Lunar eclipse blood moon 2022

During a lunar eclipse, the moon's color will turn from white or yellow to rusty orange or reddish, giving it the nickname "blood moon."Tim Hawk | NJ Advance Media for NJ.com

Those who are awake in the wee hours of Election Day this year will be treated to a blood red lunar eclipse – if the rain lets up long enough for Oregonians to see it.

The total lunar eclipse on the morning of Tuesday, Nov. 8 will be the last one for nearly three years, according to NASA, as we reach the end of a cycle that saw one to two total lunar eclipses almost every year from 2018 to 2022, most recently in May.

Not all of those lunar eclipses have been visible in the Pacific Northwest, but the one on Election Day definitely will be, with all of the western U.S. squarely in the path of totality, according to forecasts.

In Portland, the eclipse will technically begin just after midnight on Nov. 8, according to Time and Date, beginning the partial phase at 1:09 a.m. with the full eclipse starting at 2:16 a.m. The full eclipse will end at 3:41 a.m., and the whole event will be done by 6 a.m.
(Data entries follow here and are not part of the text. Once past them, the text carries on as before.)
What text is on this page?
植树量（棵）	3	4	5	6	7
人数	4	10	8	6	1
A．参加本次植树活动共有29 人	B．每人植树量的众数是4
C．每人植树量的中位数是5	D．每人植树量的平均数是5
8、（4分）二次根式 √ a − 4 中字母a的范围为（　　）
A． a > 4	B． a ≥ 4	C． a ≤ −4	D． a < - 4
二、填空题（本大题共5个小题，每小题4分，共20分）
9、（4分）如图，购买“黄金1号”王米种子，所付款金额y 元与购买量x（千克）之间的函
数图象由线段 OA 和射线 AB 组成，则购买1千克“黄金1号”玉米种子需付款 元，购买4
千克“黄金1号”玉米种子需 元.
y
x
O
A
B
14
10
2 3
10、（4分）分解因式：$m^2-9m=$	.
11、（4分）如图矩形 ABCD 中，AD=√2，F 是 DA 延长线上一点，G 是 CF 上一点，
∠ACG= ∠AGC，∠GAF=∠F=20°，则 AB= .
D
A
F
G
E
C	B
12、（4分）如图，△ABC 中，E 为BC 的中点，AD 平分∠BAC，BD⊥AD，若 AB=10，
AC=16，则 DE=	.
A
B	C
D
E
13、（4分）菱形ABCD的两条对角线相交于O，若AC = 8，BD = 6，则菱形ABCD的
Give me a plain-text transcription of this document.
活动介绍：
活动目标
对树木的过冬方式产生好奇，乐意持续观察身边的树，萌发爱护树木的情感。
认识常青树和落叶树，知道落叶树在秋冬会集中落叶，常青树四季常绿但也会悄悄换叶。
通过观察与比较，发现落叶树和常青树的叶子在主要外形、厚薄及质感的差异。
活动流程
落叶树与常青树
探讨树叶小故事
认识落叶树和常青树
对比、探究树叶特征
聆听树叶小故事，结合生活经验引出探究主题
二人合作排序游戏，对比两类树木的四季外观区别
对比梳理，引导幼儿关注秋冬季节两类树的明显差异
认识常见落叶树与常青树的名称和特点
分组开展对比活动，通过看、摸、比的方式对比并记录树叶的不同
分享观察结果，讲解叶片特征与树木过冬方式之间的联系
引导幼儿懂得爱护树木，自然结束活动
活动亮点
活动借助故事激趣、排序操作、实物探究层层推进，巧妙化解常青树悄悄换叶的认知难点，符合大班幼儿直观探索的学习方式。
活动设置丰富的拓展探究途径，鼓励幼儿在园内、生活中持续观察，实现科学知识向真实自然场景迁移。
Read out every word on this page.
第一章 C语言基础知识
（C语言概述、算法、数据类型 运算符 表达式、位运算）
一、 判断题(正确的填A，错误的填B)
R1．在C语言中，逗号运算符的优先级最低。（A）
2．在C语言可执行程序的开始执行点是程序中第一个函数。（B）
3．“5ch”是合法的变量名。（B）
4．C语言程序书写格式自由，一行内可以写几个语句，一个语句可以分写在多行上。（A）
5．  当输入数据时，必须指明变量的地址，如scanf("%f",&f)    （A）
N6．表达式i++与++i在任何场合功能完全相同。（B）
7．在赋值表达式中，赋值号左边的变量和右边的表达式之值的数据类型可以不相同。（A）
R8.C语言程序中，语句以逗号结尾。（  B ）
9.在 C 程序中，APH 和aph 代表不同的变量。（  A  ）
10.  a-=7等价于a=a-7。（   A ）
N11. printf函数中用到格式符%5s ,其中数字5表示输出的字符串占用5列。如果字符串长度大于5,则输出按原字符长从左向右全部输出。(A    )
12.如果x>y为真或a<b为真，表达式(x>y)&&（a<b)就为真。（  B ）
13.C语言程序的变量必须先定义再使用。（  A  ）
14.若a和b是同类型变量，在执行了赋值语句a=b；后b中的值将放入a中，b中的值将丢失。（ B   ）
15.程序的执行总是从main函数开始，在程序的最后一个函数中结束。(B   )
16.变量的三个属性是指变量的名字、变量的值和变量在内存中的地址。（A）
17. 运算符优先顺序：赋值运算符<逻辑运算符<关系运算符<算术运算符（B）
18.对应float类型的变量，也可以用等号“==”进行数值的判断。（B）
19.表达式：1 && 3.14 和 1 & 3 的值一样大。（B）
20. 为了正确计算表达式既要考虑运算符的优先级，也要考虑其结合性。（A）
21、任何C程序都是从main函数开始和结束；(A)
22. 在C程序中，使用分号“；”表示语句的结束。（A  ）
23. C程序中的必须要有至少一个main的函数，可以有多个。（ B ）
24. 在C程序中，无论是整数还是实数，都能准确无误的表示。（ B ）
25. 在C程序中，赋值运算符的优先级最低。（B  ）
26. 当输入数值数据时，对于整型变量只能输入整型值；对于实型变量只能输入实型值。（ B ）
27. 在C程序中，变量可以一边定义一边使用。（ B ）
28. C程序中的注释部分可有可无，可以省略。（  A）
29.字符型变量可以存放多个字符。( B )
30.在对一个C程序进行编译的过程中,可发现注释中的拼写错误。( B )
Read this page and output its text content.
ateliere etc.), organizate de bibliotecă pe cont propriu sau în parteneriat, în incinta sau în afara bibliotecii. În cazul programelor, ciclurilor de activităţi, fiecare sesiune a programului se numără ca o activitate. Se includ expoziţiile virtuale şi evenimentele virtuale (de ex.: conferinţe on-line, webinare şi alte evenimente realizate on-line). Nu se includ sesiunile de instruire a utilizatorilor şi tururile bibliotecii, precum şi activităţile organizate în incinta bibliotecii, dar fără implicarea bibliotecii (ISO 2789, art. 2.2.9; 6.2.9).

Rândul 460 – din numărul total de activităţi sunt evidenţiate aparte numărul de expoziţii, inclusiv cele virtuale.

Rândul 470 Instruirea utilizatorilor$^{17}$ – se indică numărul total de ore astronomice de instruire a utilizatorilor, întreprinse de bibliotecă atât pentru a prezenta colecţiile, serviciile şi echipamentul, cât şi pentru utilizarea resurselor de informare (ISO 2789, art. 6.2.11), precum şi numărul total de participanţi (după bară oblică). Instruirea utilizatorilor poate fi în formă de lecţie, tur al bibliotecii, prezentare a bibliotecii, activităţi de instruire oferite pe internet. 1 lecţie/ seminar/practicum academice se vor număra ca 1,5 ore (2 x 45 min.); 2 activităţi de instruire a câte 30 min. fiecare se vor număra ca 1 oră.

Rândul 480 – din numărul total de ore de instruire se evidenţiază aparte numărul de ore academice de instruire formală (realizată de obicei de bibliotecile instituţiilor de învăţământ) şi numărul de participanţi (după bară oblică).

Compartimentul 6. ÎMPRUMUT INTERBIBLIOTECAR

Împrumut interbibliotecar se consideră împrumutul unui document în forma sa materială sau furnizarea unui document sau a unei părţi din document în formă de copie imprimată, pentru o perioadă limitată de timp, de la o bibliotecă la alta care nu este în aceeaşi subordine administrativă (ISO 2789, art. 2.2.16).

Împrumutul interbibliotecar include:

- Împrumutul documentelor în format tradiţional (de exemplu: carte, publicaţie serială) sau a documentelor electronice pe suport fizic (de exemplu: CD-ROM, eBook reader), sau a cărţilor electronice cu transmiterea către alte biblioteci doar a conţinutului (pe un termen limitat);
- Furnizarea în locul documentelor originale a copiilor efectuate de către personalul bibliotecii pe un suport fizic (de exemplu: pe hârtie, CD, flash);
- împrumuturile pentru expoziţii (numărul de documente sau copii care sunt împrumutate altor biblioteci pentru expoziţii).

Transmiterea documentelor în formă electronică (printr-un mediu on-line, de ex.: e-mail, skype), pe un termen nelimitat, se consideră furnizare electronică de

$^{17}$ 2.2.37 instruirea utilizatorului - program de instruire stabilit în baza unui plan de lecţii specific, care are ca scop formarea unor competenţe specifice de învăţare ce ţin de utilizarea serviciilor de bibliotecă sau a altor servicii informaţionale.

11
The big question, as always, is whether Oregonians will be able to actually see the astronomical event, or whether clouds will once again obscure it from view. The National Weather Service is currently forecasting mostly cloudy skies Monday night into Tuesday morning in Portland, with rain showers likely. Anyone hoping to watch the eclipse in Oregon might be better off heading east of the Cascade Mountains, though chances are slim even there – forecasters are calling for mostly cloudy skies from Bend up to Pendleton and out to Burns.

A total lunar eclipse takes place when the Earth moves between the sun and the moon, casting a shadow across the face of a full moon. Refracted sunlight turns the moon a shade of red before it darkens completely.

Eclipses that don’t fully cast the moon into shadow are known as partial and penumbral lunar eclipses. A penumbral eclipse will take place over Oregon on March 24, 2024, and a partial eclipse will follow on Sept. 17, 2024.

The next total lunar eclipse, which takes place on March 13, 2025, will also be visible from the Pacific Northwest – weather permitting.